Chronique de Concert
Hannah / The Do / CocoRosie
The Do - Table ronde.
En fond sonore, une pluie torrentielle bercera la très chouette entrevue que les membres de The Dø nous accorderont. Dan Levy et Olivia Merilahti, tous deux d'une beauté froide et déroutante, s'installent et nous interrogent du regard, prêts à baisser la garde et à se plier au jeu des questions-réponses avec beaucoup d'humilité et d'entrain.
Autour de cette table (pas tout à fait) ronde, il nous sera dévoilé que The Dø ne se repose pas sur ses lauriers, et qu'une version live de leur deuxième album (Both Ways Open Jaws) a été enregistrée au fil de leur tournée. "C'était une idée osée. Le résultat est étonnant, on espère que ça plaira." A la sempiternelle tentative de catégorisation de leur style musical, Dan répondra sobrement que ce n'est certainement pas à eux de le définir, ce à quoi on peut largement entremêler leurs influences ; la plus probante restant l'évocation de leur "période lynchienne", que l'on retrouve effectivement après visionnage de vidéos, notamment le clip de Too insistent.
Dan pointera aussi du doigt l'ajout de trois musiciens sur scène depuis la dernière tournée (guitariste additionnel, cuivre et percussionniste), un enrichissement aussi bien visuel que dynamique dont l'assemblage laisse présager une prestation spontanée mais bel et bien aboutie. Olivia dévoilera une parcelle de leur univers visuel scénique, en précisant que leurs lumières sont maintenant en accord total avec leur son. Mais personne ne semble avoir envie de spoiler ce qu'est The Dø live. "Vous verrez ce soir !"
Ils partageront généreusement quelques anecdotes de tournées, depuis les parties de pétanque jusqu'à la rencontre incongrue du groupe Arcade Fire ; venus les féliciter pour leur set au festival Les Eurockéennes. "On a halluciné, on ne savait pas quoi dire !".

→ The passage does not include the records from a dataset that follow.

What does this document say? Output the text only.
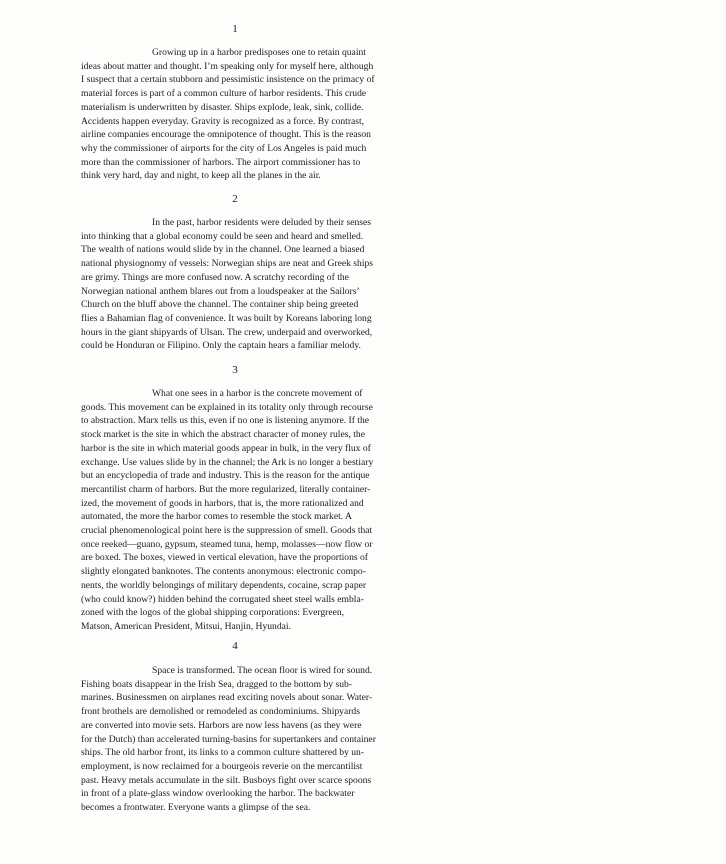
1
Growing up in a harbor predisposes one to retain quaint
ideas about matter and thought. I’m speaking only for myself here, although
I suspect that a certain stubborn and pessimistic insistence on the primacy of
material forces is part of a common culture of harbor residents. This crude
materialism is underwritten by disaster. Ships explode, leak, sink, collide.
Accidents happen everyday. Gravity is recognized as a force. By contrast,
airline companies encourage the omnipotence of thought. This is the reason
why the commissioner of airports for the city of Los Angeles is paid much
more than the commissioner of harbors. The airport commissioner has to
think very hard, day and night, to keep all the planes in the air.
2
In the past, harbor residents were deluded by their senses
into thinking that a global economy could be seen and heard and smelled.
The wealth of nations would slide by in the channel. One learned a biased
national physiognomy of vessels: Norwegian ships are neat and Greek ships
are grimy. Things are more confused now. A scratchy recording of the
Norwegian national anthem blares out from a loudspeaker at the Sailors’
Church on the bluff above the channel. The container ship being greeted
flies a Bahamian flag of convenience. It was built by Koreans laboring long
hours in the giant shipyards of Ulsan. The crew, underpaid and overworked,
could be Honduran or Filipino. Only the captain hears a familiar melody.
3
What one sees in a harbor is the concrete movement of
goods. This movement can be explained in its totality only through recourse
to abstraction. Marx tells us this, even if no one is listening anymore. If the
stock market is the site in which the abstract character of money rules, the
harbor is the site in which material goods appear in bulk, in the very flux of
exchange. Use values slide by in the channel; the Ark is no longer a bestiary
but an encyclopedia of trade and industry. This is the reason for the antique
mercantilist charm of harbors. But the more regularized, literally container-
ized, the movement of goods in harbors, that is, the more rationalized and
automated, the more the harbor comes to resemble the stock market. A
crucial phenomenological point here is the suppression of smell. Goods that
once reeked—guano, gypsum, steamed tuna, hemp, molasses—now flow or
are boxed. The boxes, viewed in vertical elevation, have the proportions of
slightly elongated banknotes. The contents anonymous: electronic compo-
nents, the worldly belongings of military dependents, cocaine, scrap paper
(who could know?) hidden behind the corrugated sheet steel walls embla-
zoned with the logos of the global shipping corporations: Evergreen,
Matson, American President, Mitsui, Hanjin, Hyundai.
4
Space is transformed. The ocean floor is wired for sound.
Fishing boats disappear in the Irish Sea, dragged to the bottom by sub-
marines. Businessmen on airplanes read exciting novels about sonar. Water-
front brothels are demolished or remodeled as condominiums. Shipyards
are converted into movie sets. Harbors are now less havens (as they were
for the Dutch) than accelerated turning-basins for supertankers and container
ships. The old harbor front, its links to a common culture shattered by un-
employment, is now reclaimed for a bourgeois reverie on the mercantilist
past. Heavy metals accumulate in the silt. Busboys fight over scarce spoons
in front of a plate-glass window overlooking the harbor. The backwater
becomes a frontwater. Everyone wants a glimpse of the sea.
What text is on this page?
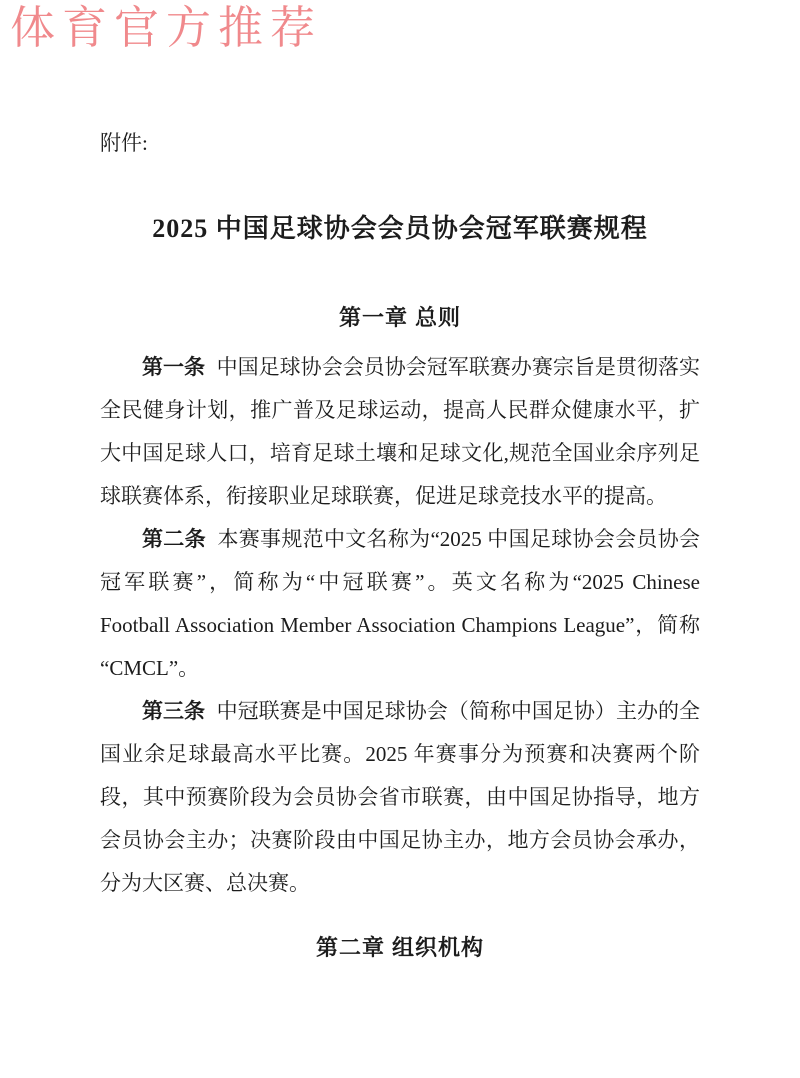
体育官方推荐
附件:
2025 中国足球协会会员协会冠军联赛规程
第一章 总则

第一条 中国足球协会会员协会冠军联赛办赛宗旨是贯彻落实全民健身计划，推广普及足球运动，提高人民群众健康水平，扩大中国足球人口，培育足球土壤和足球文化,规范全国业余序列足球联赛体系，衔接职业足球联赛，促进足球竞技水平的提高。

第二条 本赛事规范中文名称为“2025 中国足球协会会员协会冠军联赛”，简称为“中冠联赛”。英文名称为“2025 Chinese Football Association Member Association Champions League”，简称“CMCL”。

第三条 中冠联赛是中国足球协会（简称中国足协）主办的全国业余足球最高水平比赛。2025 年赛事分为预赛和决赛两个阶段，其中预赛阶段为会员协会省市联赛，由中国足协指导，地方会员协会主办；决赛阶段由中国足协主办，地方会员协会承办，分为大区赛、总决赛。

第二章 组织机构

Hannah - "Fated to pretend."
Le Théâtre de Verdure est paisible et détendu lorsque les deux niçois de Hannah apparaissent sur scène, à la suite d'une longue complainte entre ésotérisme et mélopée, constituée d'appels à Antoine Doinel (personnage atypique et récurrent apparaissant dans les films de François Truffaut).
Un duo masculin fait donc son entrée, générant la surprise unanime d'une foule qui s'attendait très certainement à entrapercevoir le minois d'une jeune chanteuse du nord de l'Europe. Mauvaise pioche !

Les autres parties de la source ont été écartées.